Ideally, you would separate each of the compiled modules from the state of the application. When you do this, you have some advantages: you can deserialize the compiled modules in parallel, and untie the "deserialization" from recovering the state of the application. This design doesn't adapt that well into the V8 architecture (and how it compiles stuff) when JavaScript is the main driver of the execution, however it's ideal when you just use WebAssembly.
This is what we have done at Wasmer, which allows for much faster cold starts than 1 second. Because we cache each of the compiled modules separately, and recover the state of the application later, we can achieve cold-starts that are a magnitude faster than Cloudflare's state of the art (when using pydantic, fastapi and httpx).
If anyone is curious, here is a blogpost where we presented fast-cold starts for the application state (note that the deserialization technique for Wasm modules is applied automatically in Wasmer, and we don't showcase it on the blogpost): https://wasmer.io/posts/announcing-instaboot-instant-cold-st...
Use lazy/dynamic imports and you will see it drop .
Real question : what would you do more with the spared time ? You are that in a hurry in your life ?
On my linux system where all the file attributes are cached, it takes about 12ms to completely start, run a pass statement, and exit.
A modern machine shouldn’t take this long, so likely something big is being imported unnecessarily at startup.
I used both for years. Nothing beats VPS/bare metal. Alright, they give lower latency, and maybe cheaper and big nightmare for managing at the same time. Hello to micro services architecture.

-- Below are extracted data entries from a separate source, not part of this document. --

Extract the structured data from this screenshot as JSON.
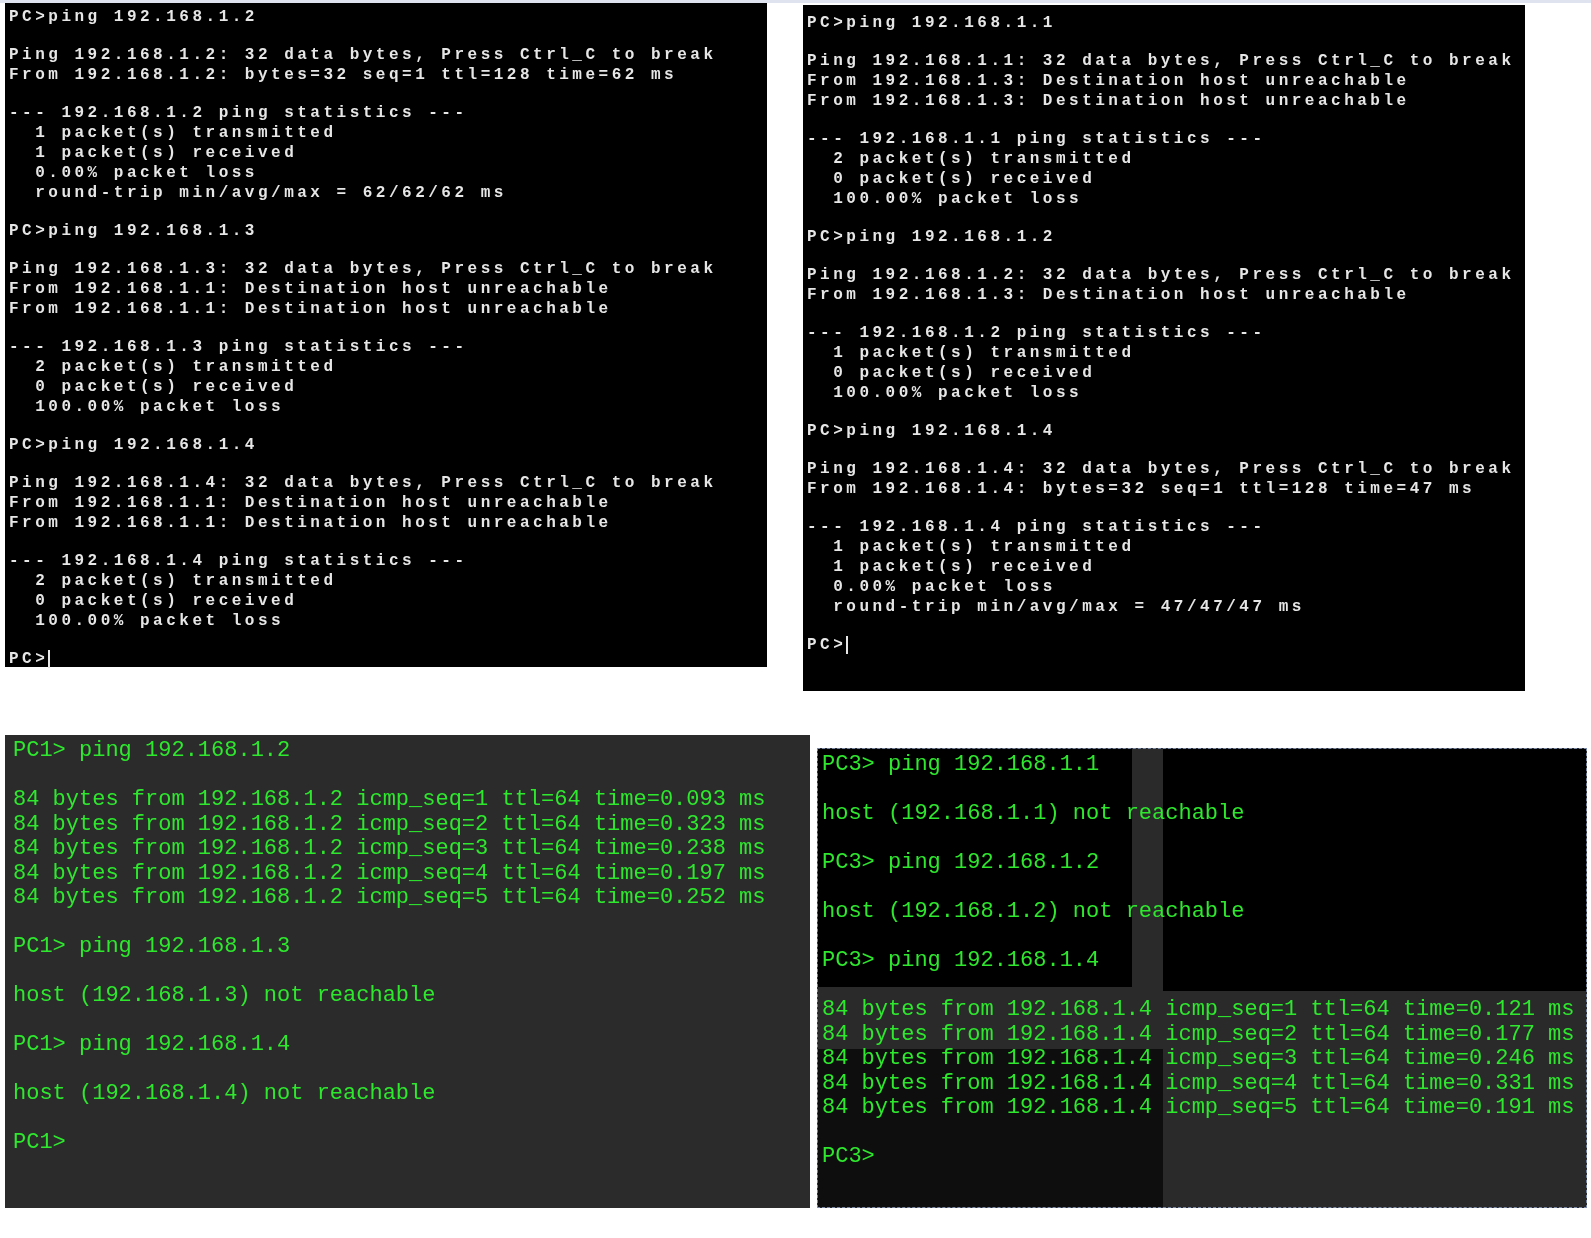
{
  "panels": [
    {
      "kind": "classic",
      "cursor": true,
      "blocks": [
        [
          "PC>ping 192.168.1.2"
        ],
        [
          "Ping 192.168.1.2: 32 data bytes, Press Ctrl_C to break",
          "From 192.168.1.2: bytes=32 seq=1 ttl=128 time=62 ms"
        ],
        [
          "--- 192.168.1.2 ping statistics ---",
          "  1 packet(s) transmitted",
          "  1 packet(s) received",
          "  0.00% packet loss",
          "  round-trip min/avg/max = 62/62/62 ms"
        ],
        [
          "PC>ping 192.168.1.3"
        ],
        [
          "Ping 192.168.1.3: 32 data bytes, Press Ctrl_C to break",
          "From 192.168.1.1: Destination host unreachable",
          "From 192.168.1.1: Destination host unreachable"
        ],
        [
          "--- 192.168.1.3 ping statistics ---",
          "  2 packet(s) transmitted",
          "  0 packet(s) received",
          "  100.00% packet loss"
        ],
        [
          "PC>ping 192.168.1.4"
        ],
        [
          "Ping 192.168.1.4: 32 data bytes, Press Ctrl_C to break",
          "From 192.168.1.1: Destination host unreachable",
          "From 192.168.1.1: Destination host unreachable"
        ],
        [
          "--- 192.168.1.4 ping statistics ---",
          "  2 packet(s) transmitted",
          "  0 packet(s) received",
          "  100.00% packet loss"
        ],
        [
          "PC>"
        ]
      ]
    },
    {
      "kind": "classic",
      "cursor": true,
      "blocks": [
        [
          "PC>ping 192.168.1.1"
        ],
        [
          "Ping 192.168.1.1: 32 data bytes, Press Ctrl_C to break",
          "From 192.168.1.3: Destination host unreachable",
          "From 192.168.1.3: Destination host unreachable"
        ],
        [
          "--- 192.168.1.1 ping statistics ---",
          "  2 packet(s) transmitted",
          "  0 packet(s) received",
          "  100.00% packet loss"
        ],
        [
          "PC>ping 192.168.1.2"
        ],
        [
          "Ping 192.168.1.2: 32 data bytes, Press Ctrl_C to break",
          "From 192.168.1.3: Destination host unreachable"
        ],
        [
          "--- 192.168.1.2 ping statistics ---",
          "  1 packet(s) transmitted",
          "  0 packet(s) received",
          "  100.00% packet loss"
        ],
        [
          "PC>ping 192.168.1.4"
        ],
        [
          "Ping 192.168.1.4: 32 data bytes, Press Ctrl_C to break",
          "From 192.168.1.4: bytes=32 seq=1 ttl=128 time=47 ms"
        ],
        [
          "--- 192.168.1.4 ping statistics ---",
          "  1 packet(s) transmitted",
          "  1 packet(s) received",
          "  0.00% packet loss",
          "  round-trip min/avg/max = 47/47/47 ms"
        ],
        [
          "PC>"
        ]
      ]
    },
    {
      "kind": "vpcs",
      "cursor": false,
      "blocks": [
        [
          "PC1> ping 192.168.1.2"
        ],
        [
          "84 bytes from 192.168.1.2 icmp_seq=1 ttl=64 time=0.093 ms",
          "84 bytes from 192.168.1.2 icmp_seq=2 ttl=64 time=0.323 ms",
          "84 bytes from 192.168.1.2 icmp_seq=3 ttl=64 time=0.238 ms",
          "84 bytes from 192.168.1.2 icmp_seq=4 ttl=64 time=0.197 ms",
          "84 bytes from 192.168.1.2 icmp_seq=5 ttl=64 time=0.252 ms"
        ],
        [
          "PC1> ping 192.168.1.3"
        ],
        [
          "host (192.168.1.3) not reachable"
        ],
        [
          "PC1> ping 192.168.1.4"
        ],
        [
          "host (192.168.1.4) not reachable"
        ],
        [
          "PC1>"
        ]
      ]
    },
    {
      "kind": "vpcs",
      "cursor": false,
      "blocks": [
        [
          "PC3> ping 192.168.1.1"
        ],
        [
          "host (192.168.1.1) not reachable"
        ],
        [
          "PC3> ping 192.168.1.2"
        ],
        [
          "host (192.168.1.2) not reachable"
        ],
        [
          "PC3> ping 192.168.1.4"
        ],
        [
          "84 bytes from 192.168.1.4 icmp_seq=1 ttl=64 time=0.121 ms",
          "84 bytes from 192.168.1.4 icmp_seq=2 ttl=64 time=0.177 ms",
          "84 bytes from 192.168.1.4 icmp_seq=3 ttl=64 time=0.246 ms",
          "84 bytes from 192.168.1.4 icmp_seq=4 ttl=64 time=0.331 ms",
          "84 bytes from 192.168.1.4 icmp_seq=5 ttl=64 time=0.191 ms"
        ],
        [
          "PC3>"
        ]
      ]
    }
  ]
}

Currently pagespeed.web.dev score drops by around 20 than self hosted version. One of the best features of Next.js, Image optimization doesn't have out of the box support. You need separate image optimization service that also did not work for me for local images (images in the bundle).
I wonder if they plan to invest seriously into this?
ALSO the benchmarks show about a one second cold start when importing httpx, fastapi and pydantic... that's faster than Lambda and Cloud Run, thanks to memory snapshots and isolate-based infra.
BUT the default global deployment model raises questions about compliance when you need specific regions... and I'd love to know how well packages with native extensions are supported.